Time to move std.experimental.checkedint to std.checkedint ?

Walter Bright newshound2 at digitalmars.com
Tue Mar 30 00:33:13 UTC 2021


On 3/29/2021 3:47 PM, tsbockman wrote:
> On Monday, 29 March 2021 at 20:00:03 UTC, Walter Bright wrote:
>> It isn't even clear what the behavior on overflows should be. Error? 
>> Wraparound? Saturation?
> 
> It only seems unclear because you have accepted the idea that computer code 
> "integer" operations may differ from mathematical integer operations in 
> arbitrary ways.

Programmers need to accept that computer math is different in arbitrary ways. 
Not accepting it means a lifetime of frustration, because it cannot be the same.

> Otherwise, the algorithm is simple:
> 
>     if(floor(mathResult) <= codeResult && codeResult <= ceil(mathResult))
>         return codeResult;
>     else
>         signalErrorSomehow();

Some of the SIMD arithmetic instructions use saturation arithmetic. It is 
definitely a thing, and Intel found it profitable to add hardware support for it.


> Standard mathematical integer addition does not wrap around or saturate. When 
> someone really wants an operation that wraps around or saturates (not just for 
> speed's sake), then that is a different operation and should use a different 
> name and/or type(s), to avoid sowing confusion and ambiguity throughout the 
> codebase for readers and compilers.

That's what std.experimental.checkedint does.


> All of the integer behavior that people complain about violates this in some 
> way: wrapping overflow, incorrect signed-unsigned comparisons, 
> confusing/inconsistent implicit conversion rules,

The integral promotion rules have been standard practice for 40 years.

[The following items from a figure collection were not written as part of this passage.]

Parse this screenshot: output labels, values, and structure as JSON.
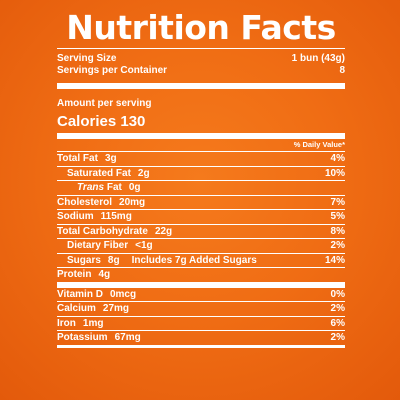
{
  "title": "Nutrition Facts",
  "serving_size_label": "Serving Size",
  "serving_size_value": "1 bun (43g)",
  "servings_label": "Servings per Container",
  "servings_value": "8",
  "amount_per_serving": "Amount per serving",
  "calories": "Calories 130",
  "daily_value_header": "% Daily Value*",
  "nutrients": [
    {
      "label": "Total Fat",
      "amount": "3g",
      "dv": "4%"
    },
    {
      "label": "Saturated Fat",
      "amount": "2g",
      "dv": "10%"
    },
    {
      "label": "Trans",
      "label_suffix": "Fat",
      "amount": "0g",
      "dv": ""
    },
    {
      "label": "Cholesterol",
      "amount": "20mg",
      "dv": "7%"
    },
    {
      "label": "Sodium",
      "amount": "115mg",
      "dv": "5%"
    },
    {
      "label": "Total Carbohydrate",
      "amount": "22g",
      "dv": "8%"
    },
    {
      "label": "Dietary Fiber",
      "amount": "<1g",
      "dv": "2%"
    },
    {
      "label": "Sugars",
      "amount": "8g",
      "extra": "Includes 7g Added Sugars",
      "dv": "14%"
    },
    {
      "label": "Protein",
      "amount": "4g",
      "dv": ""
    }
  ],
  "minerals": [
    {
      "label": "Vitamin D",
      "amount": "0mcg",
      "dv": "0%"
    },
    {
      "label": "Calcium",
      "amount": "27mg",
      "dv": "2%"
    },
    {
      "label": "Iron",
      "amount": "1mg",
      "dv": "6%"
    },
    {
      "label": "Potassium",
      "amount": "67mg",
      "dv": "2%"
    }
  ]
}
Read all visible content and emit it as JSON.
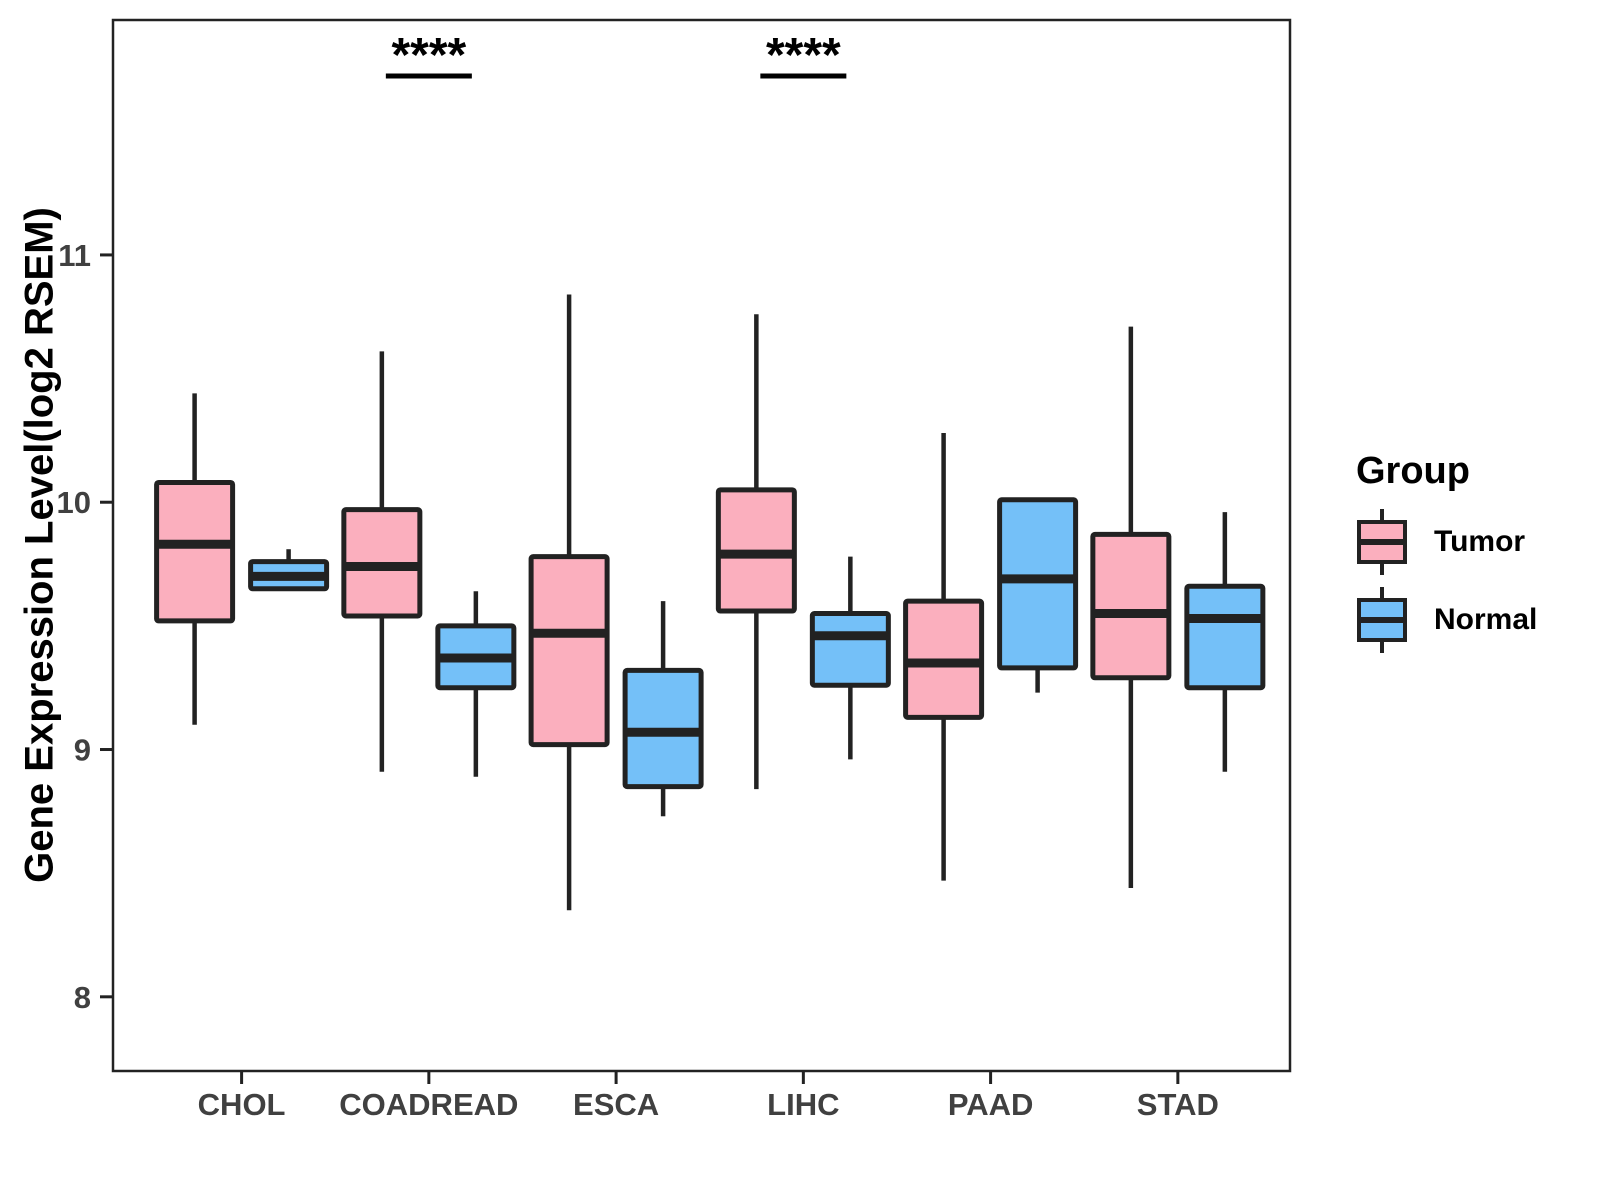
{
  "chart_data": {
    "type": "boxplot",
    "title": "",
    "xlabel": "",
    "ylabel": "Gene Expression Level(log2 RSEM)",
    "categories": [
      "CHOL",
      "COADREAD",
      "ESCA",
      "LIHC",
      "PAAD",
      "STAD"
    ],
    "y_ticks": [
      8,
      9,
      10,
      11
    ],
    "ylim": [
      7.7,
      11.95
    ],
    "grid": false,
    "panel_border": true,
    "stroke_color": "#222222",
    "axis_text_color": "#404040",
    "series": [
      {
        "name": "Tumor",
        "color": "#FBAFBE",
        "boxes": [
          {
            "category": "CHOL",
            "low": 9.1,
            "q1": 9.52,
            "median": 9.83,
            "q3": 10.08,
            "high": 10.44
          },
          {
            "category": "COADREAD",
            "low": 8.91,
            "q1": 9.54,
            "median": 9.74,
            "q3": 9.97,
            "high": 10.61
          },
          {
            "category": "ESCA",
            "low": 8.35,
            "q1": 9.02,
            "median": 9.47,
            "q3": 9.78,
            "high": 10.84
          },
          {
            "category": "LIHC",
            "low": 8.84,
            "q1": 9.56,
            "median": 9.79,
            "q3": 10.05,
            "high": 10.76
          },
          {
            "category": "PAAD",
            "low": 8.47,
            "q1": 9.13,
            "median": 9.35,
            "q3": 9.6,
            "high": 10.28
          },
          {
            "category": "STAD",
            "low": 8.44,
            "q1": 9.29,
            "median": 9.55,
            "q3": 9.87,
            "high": 10.71
          }
        ]
      },
      {
        "name": "Normal",
        "color": "#74C0F8",
        "boxes": [
          {
            "category": "CHOL",
            "low": 9.65,
            "q1": 9.65,
            "median": 9.7,
            "q3": 9.76,
            "high": 9.81
          },
          {
            "category": "COADREAD",
            "low": 8.89,
            "q1": 9.25,
            "median": 9.37,
            "q3": 9.5,
            "high": 9.64
          },
          {
            "category": "ESCA",
            "low": 8.73,
            "q1": 8.85,
            "median": 9.07,
            "q3": 9.32,
            "high": 9.6
          },
          {
            "category": "LIHC",
            "low": 8.96,
            "q1": 9.26,
            "median": 9.46,
            "q3": 9.55,
            "high": 9.78
          },
          {
            "category": "PAAD",
            "low": 9.23,
            "q1": 9.33,
            "median": 9.69,
            "q3": 10.01,
            "high": 10.01
          },
          {
            "category": "STAD",
            "low": 8.91,
            "q1": 9.25,
            "median": 9.53,
            "q3": 9.66,
            "high": 9.96
          }
        ]
      }
    ],
    "significance": [
      {
        "category": "COADREAD",
        "label": "****"
      },
      {
        "category": "LIHC",
        "label": "****"
      }
    ],
    "legend": {
      "title": "Group",
      "position": "right",
      "entries": [
        {
          "label": "Tumor",
          "color": "#FBAFBE"
        },
        {
          "label": "Normal",
          "color": "#74C0F8"
        }
      ]
    }
  }
}
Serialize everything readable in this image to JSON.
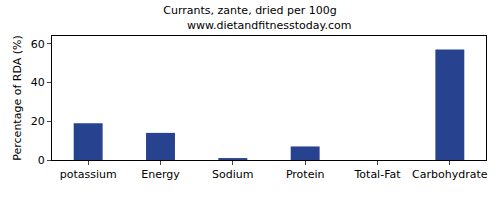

It takes 
two sentences to describe them accurately. Having code that looks like C but 
behaves differently will be *worse*.


> undefined behavior of various 
> more obscure operations for certain inputs, etc.

Offhand, I can't think of any.


> Mathematical integers are a more familiar, simpler, easier to reason about 
> abstraction. When we use this abstraction, we can draw upon our understanding 
> and intuition from our school days, use common mathematical laws and formulas 
> with confidence, etc. Of course the behavior of the computer cannot fully match 
> this infinite abstraction, but it could at least tell us when it is unable to do 
> what was asked of it, instead of just silently doing something else.

These things all come at a cost. The cost is higher than the benefit.

Having D generate overflow checks on all adds and multiples will immediately 
make D uncompetitive with C, C++, Rust, Zig, Nim, etc.